Although the days are getting longer and longer, they are still far too short for us to actually manage all the tasks that have to be mastered. We often steal a few hours from our bedtime in order to cope with our everyday stress. Sleep
But we forget that our body has only limited energy reserves that have to be protected and replenished by sleep. During sleep, breathing and pulse slow down, the body temperature drops, blood pressure drops and the nervous system is less excitable. This means that the body sets its functions back to minimum requirements and can recover.

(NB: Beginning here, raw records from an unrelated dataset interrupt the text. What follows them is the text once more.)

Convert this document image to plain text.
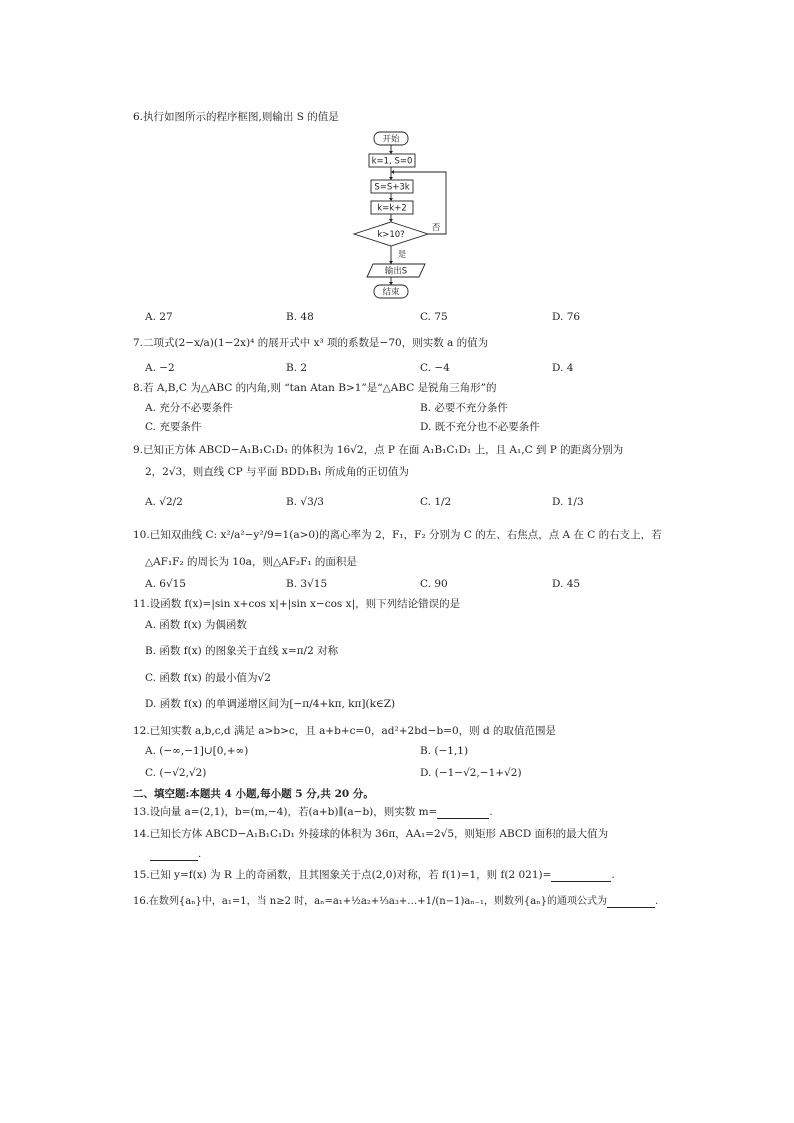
6.执行如图所示的程序框图,则输出 S 的值是
开始
k=1, S=0
S=S+3k
k=k+2
k>10?
否
是
输出S
结束
A. 27	B. 48	C. 75	D. 76
7.二项式(2−x/a)(1−2x)⁴ 的展开式中 x³ 项的系数是−70，则实数 a 的值为
A. −2	B. 2	C. −4	D. 4
8.若 A,B,C 为△ABC 的内角,则 “tan Atan B>1”是“△ABC 是锐角三角形”的
A. 充分不必要条件	B. 必要不充分条件
C. 充要条件	D. 既不充分也不必要条件
9.已知正方体 ABCD−A₁B₁C₁D₁ 的体积为 16√2，点 P 在面 A₁B₁C₁D₁ 上，且 A₁,C 到 P 的距离分别为
2，2√3，则直线 CP 与平面 BDD₁B₁ 所成角的正切值为
A. √2/2	B. √3/3	C. 1/2	D. 1/3
10.已知双曲线 C: x²/a²−y²/9=1(a>0)的离心率为 2，F₁，F₂ 分别为 C 的左、右焦点，点 A 在 C 的右支上，若
△AF₁F₂ 的周长为 10a，则△AF₂F₁ 的面积是
A. 6√15	B. 3√15	C. 90	D. 45
11.设函数 f(x)=|sin x+cos x|+|sin x−cos x|，则下列结论错误的是
A. 函数 f(x) 为偶函数
B. 函数 f(x) 的图象关于直线 x=π/2 对称
C. 函数 f(x) 的最小值为√2
D. 函数 f(x) 的单调递增区间为[−π/4+kπ, kπ](k∈Z)
12.已知实数 a,b,c,d 满足 a>b>c，且 a+b+c=0，ad²+2bd−b=0，则 d 的取值范围是
A. (−∞,−1]∪[0,+∞)	B. (−1,1)
C. (−√2,√2)	D. (−1−√2,−1+√2)
二、填空题:本题共 4 小题,每小题 5 分,共 20 分。
13.设向量 a=(2,1)，b=(m,−4)，若(a+b)∥(a−b)，则实数 m=	.
14.已知长方体 ABCD−A₁B₁C₁D₁ 外接球的体积为 36π，AA₁=2√5，则矩形 ABCD 面积的最大值为
.
15.已知 y=f(x) 为 R 上的奇函数，且其图象关于点(2,0)对称，若 f(1)=1，则 f(2 021)=	.
16.在数列{aₙ}中，a₁=1，当 n≥2 时，aₙ=a₁+½a₂+⅓a₃+…+1/(n−1)aₙ₋₁，则数列{aₙ}的通项公式为	.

If the body is not allowed this recovery and build-up phase to an adequate extent over a longer period of time, this can lead to severe physical impairment with health, social and psychological consequences. But not only the amount of sleep but also the quality of sleep must be correspondingly good in order to achieve the necessary recovery. The main causes of poor sleep quality are work stress, the length of working hours, and family and health problems.
Here are a few tips for a healthy sleep:
Leave the stress in front of the bedroom door.
Ventilate the bedroom sufficiently.
The room temperature should be low.
Make sure you keep your feet warm.
A bath in the tub relaxes before going to bed.
Never go to bed hungry, but your stomach shouldn’t be too full either.
Warm milk or herbal tea are old home remedies that still help.
Make sure you have a good bed with a healthy and suitable mattress.
Avoid exercising right before sleep. Exercise during the day makes you tired.
Alcohol, tea, coffee or cigarettes can lead to sleep disorders.
If you follow these simple tips, you will benefit from them in various areas of life.
Good performance through healthy sleep
Healthy sleep does not make you smarter, it makes you more creative and efficient. The REM phase is the phase in which we dream, process information and reduce stress. It is assumed that in this phase existing memory contents are connected with new information and new thought networks are established with the help of neurotransmitters.
Staying slim with healthy sleep
In the body, the hormones ghrelin and leptin are responsible for the energy balance. Ghrelin controls the appetite and leptin is responsible for the fat reserves. In people with too little sleep, the daily metabolism changes and leads to food cravings that make you fat.
risk of heart attacks through healthy sleep Getting enough sleep reduces vascular deposits, which are a major risk factor for cardiovascular diseases.
Healthy sleep for happiness in relationships
Poor or insufficient sleep can kill relationships. If you sleep well, you’re happier with your relationship. In addition, people in a stable or new relationship sleep better than unmarried, newly separated or people who are dissatisfied in their relationship.